As an unclean bird, the raven argues, it is one of a single pair, and if struck down by the weather, this will mean the end of the species. “You hate me and your Master (God) hates me,” the raven claims (Talmud Sanhedrin 108b).

In one respect, the accusation is not far from the truth. The function in the narrative of an unclean, wild raven is as a counterpoint to the clean, gentle dove. The useful, lovable bird ultimately brings good news to Noah, not a bird that, we must assume, survives while waiting for the waters to recede by living off carrion. In the account in Midrash Genesis Rabbah, Noah is brutal. He replies to the raven’s accusations, “What need does the world have of you? You are no use for food or for sacrifice.”

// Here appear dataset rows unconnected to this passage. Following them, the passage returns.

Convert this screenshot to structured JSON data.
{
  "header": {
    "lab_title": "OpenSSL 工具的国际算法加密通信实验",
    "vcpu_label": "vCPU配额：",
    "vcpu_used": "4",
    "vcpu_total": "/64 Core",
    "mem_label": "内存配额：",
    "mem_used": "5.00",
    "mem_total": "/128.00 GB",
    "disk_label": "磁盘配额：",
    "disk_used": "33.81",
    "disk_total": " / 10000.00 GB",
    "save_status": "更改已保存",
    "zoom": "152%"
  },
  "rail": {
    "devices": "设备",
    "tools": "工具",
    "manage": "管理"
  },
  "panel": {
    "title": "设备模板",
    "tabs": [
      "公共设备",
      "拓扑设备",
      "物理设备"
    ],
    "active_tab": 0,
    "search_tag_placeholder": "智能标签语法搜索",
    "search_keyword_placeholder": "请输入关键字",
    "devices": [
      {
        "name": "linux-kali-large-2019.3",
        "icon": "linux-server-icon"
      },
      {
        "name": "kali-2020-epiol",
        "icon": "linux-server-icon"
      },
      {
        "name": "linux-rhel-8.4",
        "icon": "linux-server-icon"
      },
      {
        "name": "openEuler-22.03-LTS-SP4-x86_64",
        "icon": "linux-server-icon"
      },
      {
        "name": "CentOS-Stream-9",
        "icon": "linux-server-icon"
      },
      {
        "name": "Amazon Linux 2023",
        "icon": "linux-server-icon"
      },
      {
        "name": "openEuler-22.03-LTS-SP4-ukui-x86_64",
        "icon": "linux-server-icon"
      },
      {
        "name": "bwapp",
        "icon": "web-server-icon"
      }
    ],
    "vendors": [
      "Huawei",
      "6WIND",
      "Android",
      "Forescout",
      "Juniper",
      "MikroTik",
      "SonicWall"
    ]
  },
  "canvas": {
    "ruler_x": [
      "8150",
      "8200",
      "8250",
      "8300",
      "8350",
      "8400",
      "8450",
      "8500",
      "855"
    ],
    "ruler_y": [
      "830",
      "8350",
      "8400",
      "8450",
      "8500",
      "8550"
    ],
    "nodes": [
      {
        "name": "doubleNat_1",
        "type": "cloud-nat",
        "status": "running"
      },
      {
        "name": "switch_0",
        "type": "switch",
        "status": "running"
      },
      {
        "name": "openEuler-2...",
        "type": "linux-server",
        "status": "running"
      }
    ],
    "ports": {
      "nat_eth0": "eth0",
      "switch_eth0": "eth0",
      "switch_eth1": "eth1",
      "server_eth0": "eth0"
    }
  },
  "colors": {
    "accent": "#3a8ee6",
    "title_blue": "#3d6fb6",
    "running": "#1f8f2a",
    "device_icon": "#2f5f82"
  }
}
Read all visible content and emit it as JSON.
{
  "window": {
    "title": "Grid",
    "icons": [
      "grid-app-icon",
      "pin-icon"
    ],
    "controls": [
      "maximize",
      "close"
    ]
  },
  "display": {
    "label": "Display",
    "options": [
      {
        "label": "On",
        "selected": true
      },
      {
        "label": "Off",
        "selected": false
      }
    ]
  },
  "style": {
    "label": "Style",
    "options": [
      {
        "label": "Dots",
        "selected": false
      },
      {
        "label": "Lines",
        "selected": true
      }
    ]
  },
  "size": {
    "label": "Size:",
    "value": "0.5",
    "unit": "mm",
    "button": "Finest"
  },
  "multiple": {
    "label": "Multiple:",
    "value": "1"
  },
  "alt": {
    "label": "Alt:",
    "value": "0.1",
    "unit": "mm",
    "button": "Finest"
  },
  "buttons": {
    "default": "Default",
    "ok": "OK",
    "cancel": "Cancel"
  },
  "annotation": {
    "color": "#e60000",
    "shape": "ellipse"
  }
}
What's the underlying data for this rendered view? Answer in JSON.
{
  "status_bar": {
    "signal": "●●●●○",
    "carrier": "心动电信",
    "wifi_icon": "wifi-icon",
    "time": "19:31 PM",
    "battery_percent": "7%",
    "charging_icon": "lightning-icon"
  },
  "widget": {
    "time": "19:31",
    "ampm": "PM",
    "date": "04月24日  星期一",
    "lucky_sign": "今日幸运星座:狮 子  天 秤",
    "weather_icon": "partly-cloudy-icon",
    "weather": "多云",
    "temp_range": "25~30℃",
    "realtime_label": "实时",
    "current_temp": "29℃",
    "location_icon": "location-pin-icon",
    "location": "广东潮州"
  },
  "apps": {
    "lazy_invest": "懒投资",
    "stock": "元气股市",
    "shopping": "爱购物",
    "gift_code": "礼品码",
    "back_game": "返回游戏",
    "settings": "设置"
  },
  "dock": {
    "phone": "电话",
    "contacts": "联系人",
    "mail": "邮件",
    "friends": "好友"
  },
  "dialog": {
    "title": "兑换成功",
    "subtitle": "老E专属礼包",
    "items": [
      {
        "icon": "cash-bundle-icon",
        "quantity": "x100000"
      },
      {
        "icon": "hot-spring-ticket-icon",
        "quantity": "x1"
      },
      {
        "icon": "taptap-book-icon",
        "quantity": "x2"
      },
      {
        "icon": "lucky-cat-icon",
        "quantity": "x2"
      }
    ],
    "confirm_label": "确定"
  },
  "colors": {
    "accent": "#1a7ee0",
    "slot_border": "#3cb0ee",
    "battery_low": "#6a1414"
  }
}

But the Noah of this midrash is wrong. God does not instruct him to preserve every species because of their potential value to human beings. Rather, the purpose of the ark is simply to preserve the diversity of the natural world. Similarly, we are not to cherish life only because of what it can do for us, but because all life is of inherent value.

It may be easier to care about animals that are useful or which are attractive — the recently publicised plight of the truly hideous blobfish is a reminder of that. But the message of Noah is the opposite. We are duty bound to preserve life in all its forms. Even the ugly and the unclean. Even the argumentative.